This is the last day of the year. It has been a year full of hope, and of disappointment. A year of joy, and anguish.
Some things have remained the same... Tom and I, and Ben, are all still at our same jobs, living in the same house. I tried and failed at having a garden. The twins are still homeschooling, and blooming into fine young men.
Much of the anguish and sorrow of the year never made it into my blog posts... which are mainly a way of keeping in touch with my family, and the family all knew what was happening without setting it out here. The joys, I always feel free in sharing with the world!
I got two new granddaughters this year, both of them counted among the joys of the year.
From the disappointments and anguish, I hope that I have both learned, and been able to demonstrate, the essence of a true, loving family. At times, I know I met hurt with anger... but I strove to overcome the anger so the hurts could begin to heal.

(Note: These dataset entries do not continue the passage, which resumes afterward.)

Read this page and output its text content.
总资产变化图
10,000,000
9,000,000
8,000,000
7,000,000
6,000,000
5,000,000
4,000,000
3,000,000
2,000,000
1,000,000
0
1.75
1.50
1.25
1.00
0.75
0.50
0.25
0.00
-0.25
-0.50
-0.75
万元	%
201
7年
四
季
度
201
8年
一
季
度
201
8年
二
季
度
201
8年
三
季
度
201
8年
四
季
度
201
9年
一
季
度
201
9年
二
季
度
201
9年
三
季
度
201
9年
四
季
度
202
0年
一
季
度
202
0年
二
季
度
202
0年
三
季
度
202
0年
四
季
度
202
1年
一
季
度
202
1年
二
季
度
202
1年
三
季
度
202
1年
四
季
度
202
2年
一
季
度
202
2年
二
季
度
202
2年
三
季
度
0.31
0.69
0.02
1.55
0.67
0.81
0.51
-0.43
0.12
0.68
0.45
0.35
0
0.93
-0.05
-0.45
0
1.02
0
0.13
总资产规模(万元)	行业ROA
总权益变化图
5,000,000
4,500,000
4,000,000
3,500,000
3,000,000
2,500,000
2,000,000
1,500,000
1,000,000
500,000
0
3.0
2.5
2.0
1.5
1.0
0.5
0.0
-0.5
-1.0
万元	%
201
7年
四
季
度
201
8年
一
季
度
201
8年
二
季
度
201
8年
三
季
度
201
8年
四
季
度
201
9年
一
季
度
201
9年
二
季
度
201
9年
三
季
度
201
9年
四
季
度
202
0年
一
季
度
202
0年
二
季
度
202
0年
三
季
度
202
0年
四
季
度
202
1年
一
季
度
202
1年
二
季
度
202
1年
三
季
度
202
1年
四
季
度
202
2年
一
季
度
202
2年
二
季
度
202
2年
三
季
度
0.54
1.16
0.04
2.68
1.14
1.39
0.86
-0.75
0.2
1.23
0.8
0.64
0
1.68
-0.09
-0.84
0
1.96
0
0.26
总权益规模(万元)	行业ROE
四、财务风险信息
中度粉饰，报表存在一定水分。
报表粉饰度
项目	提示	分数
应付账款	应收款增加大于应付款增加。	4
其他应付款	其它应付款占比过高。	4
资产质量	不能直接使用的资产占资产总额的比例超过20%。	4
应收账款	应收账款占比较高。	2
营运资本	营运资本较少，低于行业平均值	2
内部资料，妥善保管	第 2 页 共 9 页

My family has always had a very strange sense of humor. Some say there is 'inappropriate laughter'... but for us, laughter is healing... and we laugh when maybe we should cry instead.

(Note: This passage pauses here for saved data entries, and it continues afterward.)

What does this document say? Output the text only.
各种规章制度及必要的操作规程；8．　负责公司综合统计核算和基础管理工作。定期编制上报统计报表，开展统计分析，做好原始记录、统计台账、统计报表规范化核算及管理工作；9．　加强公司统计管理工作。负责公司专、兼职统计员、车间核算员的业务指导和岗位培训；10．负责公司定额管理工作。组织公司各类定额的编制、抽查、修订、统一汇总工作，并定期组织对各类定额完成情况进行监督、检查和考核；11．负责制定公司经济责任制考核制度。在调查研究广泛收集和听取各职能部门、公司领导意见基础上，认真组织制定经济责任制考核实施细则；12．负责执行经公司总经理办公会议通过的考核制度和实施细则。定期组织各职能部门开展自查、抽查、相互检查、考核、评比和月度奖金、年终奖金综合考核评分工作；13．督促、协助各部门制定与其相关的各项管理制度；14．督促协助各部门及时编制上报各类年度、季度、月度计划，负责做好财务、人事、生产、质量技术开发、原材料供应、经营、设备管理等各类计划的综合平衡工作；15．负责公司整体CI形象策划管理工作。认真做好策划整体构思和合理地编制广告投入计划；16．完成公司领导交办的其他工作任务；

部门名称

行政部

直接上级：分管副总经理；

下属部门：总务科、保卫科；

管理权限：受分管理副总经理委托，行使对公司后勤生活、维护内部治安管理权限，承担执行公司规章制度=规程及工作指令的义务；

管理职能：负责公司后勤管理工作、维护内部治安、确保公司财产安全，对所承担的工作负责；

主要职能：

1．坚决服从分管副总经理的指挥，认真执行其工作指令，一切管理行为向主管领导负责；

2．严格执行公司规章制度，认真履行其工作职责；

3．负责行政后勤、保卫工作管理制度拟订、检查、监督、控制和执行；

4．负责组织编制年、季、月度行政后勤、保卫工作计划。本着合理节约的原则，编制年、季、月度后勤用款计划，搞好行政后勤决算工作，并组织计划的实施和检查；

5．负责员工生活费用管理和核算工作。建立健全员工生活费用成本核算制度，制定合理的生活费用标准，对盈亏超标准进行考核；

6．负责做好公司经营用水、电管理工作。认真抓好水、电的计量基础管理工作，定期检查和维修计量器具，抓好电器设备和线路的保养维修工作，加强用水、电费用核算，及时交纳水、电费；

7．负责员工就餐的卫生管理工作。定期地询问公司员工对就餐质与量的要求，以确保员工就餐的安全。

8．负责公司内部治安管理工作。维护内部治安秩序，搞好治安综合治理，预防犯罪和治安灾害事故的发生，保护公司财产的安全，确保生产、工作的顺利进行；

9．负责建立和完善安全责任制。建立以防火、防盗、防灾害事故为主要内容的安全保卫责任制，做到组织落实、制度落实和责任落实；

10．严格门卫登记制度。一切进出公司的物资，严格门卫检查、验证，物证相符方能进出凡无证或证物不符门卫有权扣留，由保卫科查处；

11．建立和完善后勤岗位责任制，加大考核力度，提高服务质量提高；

(When Tom's nephew passed away, 9 years ago in January, the twins were 4 years old. We had traveled to Ohio for his funeral. The "viewing" was the night before, and we were at the funeral home for hours. The next day, we headed back to the funeral home, a 100 mile trip. Sam remarked that he thought we had done the funeral the night before. Trying to explain things to a 4 year old, I told him that today, we were going to have to bury his cousin. Sam asked if maybe we should be taking shovels along, then, and not having to be so dressed up?

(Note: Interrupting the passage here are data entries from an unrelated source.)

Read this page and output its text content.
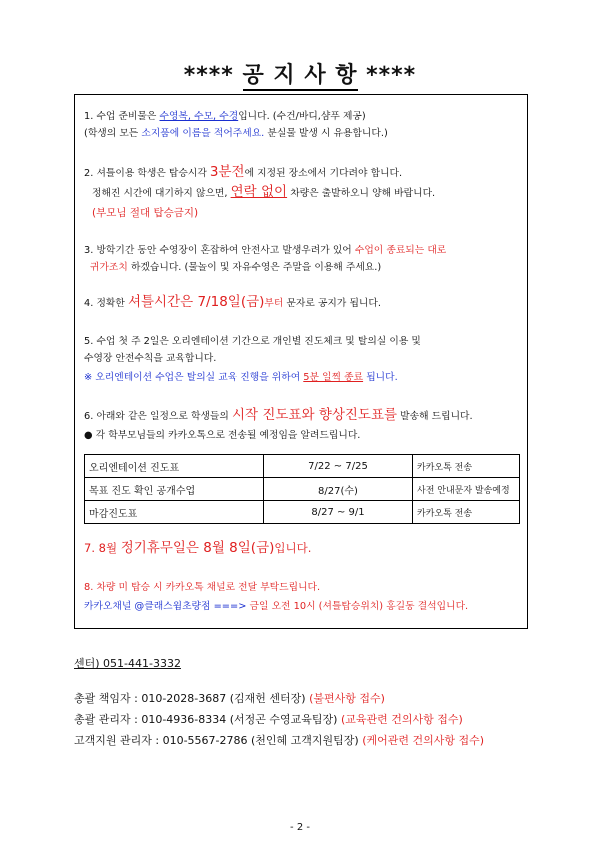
**** 공 지 사 항 ****
1. 수업 준비물은 수영복, 수모, 수경입니다. (수건/바디,샴푸 제공)
(학생의 모든 소지품에 이름을 적어주세요. 분실물 발생 시 유용합니다.)
2. 셔틀이용 학생은 탑승시각 3분전에 지정된 장소에서 기다려야 합니다.
정해진 시간에 대기하지 않으면, 연락 없이 차량은 출발하오니 양해 바랍니다.
(부모님 절대 탑승금지)
3. 방학기간 동안 수영장이 혼잡하여 안전사고 발생우려가 있어 수업이 종료되는 대로
귀가조치 하겠습니다. (물놀이 및 자유수영은 주말을 이용해 주세요.)
4. 정확한 셔틀시간은 7/18일(금)부터 문자로 공지가 됩니다.
5. 수업 첫 주 2일은 오리엔테이션 기간으로 개인별 진도체크 및 탈의실 이용 및
수영장 안전수칙을 교육합니다.
※ 오리엔테이션 수업은 탈의실 교육 진행을 위하여 5분 일찍 종료 됩니다.
6. 아래와 같은 일정으로 학생들의 시작 진도표와 향상진도표를 발송해 드립니다.
● 각 학부모님들의 카카오톡으로 전송될 예정임을 알려드립니다.
오리엔테이션 진도표	7/22 ~ 7/25	카카오톡 전송
목표 진도 확인 공개수업	8/27(수)	사전 안내문자 발송예정
마감진도표	8/27 ~ 9/1	카카오톡 전송
7. 8월 정기휴무일은 8월 8일(금)입니다.
8. 차량 미 탑승 시 카카오톡 채널로 전달 부탁드립니다.
카카오채널 @클래스윔초량점 ===> 금일 오전 10시 (셔틀탑승위치) 홍길동 결석입니다.
센터) 051-441-3332
총괄 책임자 : 010-2028-3687 (김재헌 센터장) (불편사항 접수)
총괄 관리자 : 010-4936-8334 (서정곤 수영교육팀장) (교육관련 건의사항 접수)
고객지원 관리자 : 010-5567-2786 (천인혜 고객지원팀장) (케어관련 건의사항 접수)
- 2 -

I'm sorry, we all laughed.)
So this year has been filled with laughter. Even when we had tears.
This is a year that has been filled with 'starting over' for much of my family. What we all really wanted was a rewind button... a "do-over" button... that would take us back in time. That being impossible, we have had to settle for starting over again in many ways.
I am looking forward to 2010... a new beginning.